For centuries, Christians have presented God as a Supreme Being who showers blessings upon insiders who share certain beliefs and proper institutional affiliation, but who punishes outsiders with eternal conscious torment. Yet Jesus revealed God as one who “eats with sinners,” welcomes outsiders in, and forgives even while being rejected, tortured, and killed. . . . He preached that God was to be found in self-giving service rather than self-asserting domination. . . . What would it mean for Christians to understand, experience, and embody God as the loving, healing, reconciling Spirit in whom all creatures live, move, and have their being?

For centuries, Christianity has presented itself as an “organized religion”—a change-averse institution . . . that protects and promotes a timeless system of beliefs that were handed down fully formed in the past. Yet Christianity’s actual history is a story of change and adaptation. . . . What might happen if we understood the core Christian ethos as creative, constructive, and forward-leaning—as an “organizing religion” that challenges all institutions (including its own) to learn, grow, and mature toward a deepening, enduring vision of reconciliation with God, self, neighbor, enemy, and creation? [2]

Many people today are leaving the belief systems of their parents and grandparents. This is a mass exodus from institutional faith that demographers are calling “the rise of the Nones.” Nones comprise about twenty percent of all Americans, and one-third of Americans under thirty. [3]

Having little patience with (or appreciation for) mystery, as well as so little humility or basic love for groups other than our own, maybe Christianity in its present formulation has to die for a truly universal and love-centered spiritual path to be born.

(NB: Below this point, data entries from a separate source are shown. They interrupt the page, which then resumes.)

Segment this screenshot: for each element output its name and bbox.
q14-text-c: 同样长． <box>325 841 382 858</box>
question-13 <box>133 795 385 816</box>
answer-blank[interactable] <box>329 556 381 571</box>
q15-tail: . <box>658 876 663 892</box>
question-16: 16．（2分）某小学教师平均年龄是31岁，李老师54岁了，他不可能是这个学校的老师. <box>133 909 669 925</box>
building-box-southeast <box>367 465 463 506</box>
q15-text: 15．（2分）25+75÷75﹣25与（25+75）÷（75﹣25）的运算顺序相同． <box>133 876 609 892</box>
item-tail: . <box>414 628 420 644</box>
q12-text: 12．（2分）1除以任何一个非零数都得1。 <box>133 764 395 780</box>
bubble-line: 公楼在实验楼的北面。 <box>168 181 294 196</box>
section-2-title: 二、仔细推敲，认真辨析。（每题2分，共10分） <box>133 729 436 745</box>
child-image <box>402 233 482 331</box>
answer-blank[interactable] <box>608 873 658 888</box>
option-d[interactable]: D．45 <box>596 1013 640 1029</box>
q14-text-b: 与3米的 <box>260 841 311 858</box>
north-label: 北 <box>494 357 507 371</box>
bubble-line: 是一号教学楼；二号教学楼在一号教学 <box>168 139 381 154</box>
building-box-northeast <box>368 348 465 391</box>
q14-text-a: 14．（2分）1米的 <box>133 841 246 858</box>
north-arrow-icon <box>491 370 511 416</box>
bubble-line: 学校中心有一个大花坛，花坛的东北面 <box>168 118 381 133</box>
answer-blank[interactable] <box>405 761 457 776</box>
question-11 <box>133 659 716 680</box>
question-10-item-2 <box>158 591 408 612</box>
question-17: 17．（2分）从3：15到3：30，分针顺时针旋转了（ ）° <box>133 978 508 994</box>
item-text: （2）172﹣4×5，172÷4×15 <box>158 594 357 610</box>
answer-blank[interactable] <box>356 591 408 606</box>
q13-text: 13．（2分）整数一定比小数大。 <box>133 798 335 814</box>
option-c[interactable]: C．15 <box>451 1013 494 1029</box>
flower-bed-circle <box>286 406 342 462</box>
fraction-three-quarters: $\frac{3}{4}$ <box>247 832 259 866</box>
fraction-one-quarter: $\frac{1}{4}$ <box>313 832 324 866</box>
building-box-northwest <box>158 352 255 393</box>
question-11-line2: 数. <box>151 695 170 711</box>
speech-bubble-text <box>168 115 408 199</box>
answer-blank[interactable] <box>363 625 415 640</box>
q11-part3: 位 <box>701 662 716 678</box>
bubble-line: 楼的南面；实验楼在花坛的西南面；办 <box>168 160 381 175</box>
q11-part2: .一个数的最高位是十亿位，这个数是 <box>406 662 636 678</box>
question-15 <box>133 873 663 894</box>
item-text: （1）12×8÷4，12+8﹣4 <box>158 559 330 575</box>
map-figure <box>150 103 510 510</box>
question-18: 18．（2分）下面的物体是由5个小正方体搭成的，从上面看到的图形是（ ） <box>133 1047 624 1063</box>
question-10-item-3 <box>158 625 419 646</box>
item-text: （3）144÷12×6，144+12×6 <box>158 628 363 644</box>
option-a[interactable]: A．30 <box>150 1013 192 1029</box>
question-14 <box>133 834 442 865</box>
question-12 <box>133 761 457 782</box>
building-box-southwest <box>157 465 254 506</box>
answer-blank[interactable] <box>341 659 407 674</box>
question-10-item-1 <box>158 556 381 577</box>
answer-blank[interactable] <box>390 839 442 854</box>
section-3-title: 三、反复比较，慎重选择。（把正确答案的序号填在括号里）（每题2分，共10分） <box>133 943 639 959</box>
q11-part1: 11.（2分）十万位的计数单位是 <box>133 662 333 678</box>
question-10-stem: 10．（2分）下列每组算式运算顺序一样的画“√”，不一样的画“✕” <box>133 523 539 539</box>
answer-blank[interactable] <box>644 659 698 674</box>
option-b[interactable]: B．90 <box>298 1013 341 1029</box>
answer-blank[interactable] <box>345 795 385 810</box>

I sincerely wonder if this might be true. [4]

Gateway to Silence:
Trust in the Lord with all your heart, and do not lean on your own understanding. —Proverbs 3:5

References:
[1] David Benner, “Faith and Belief,” interview with Jackie Stinton, posted to http://www.drdavidgbenner.ca/faith-and-belief/ on August 5, 2016.
[2] Brian D. McLaren, The Great Spiritual Migration: How the World’s Largest Religion Is Seeking a Better Way to Be Christian (Convergent: 2016), 2-3. Please visit brianmclaren.net to learn more about his work.
[3] See James Emery White, The Rise of the Nones: Understanding and Reaching the Religiously Unaffiliated (Baker: 2014), 21.
[4] Richard Rohr, The Divine Dance: The Trinity and Your Transformation (Whitaker House: 2016), 127.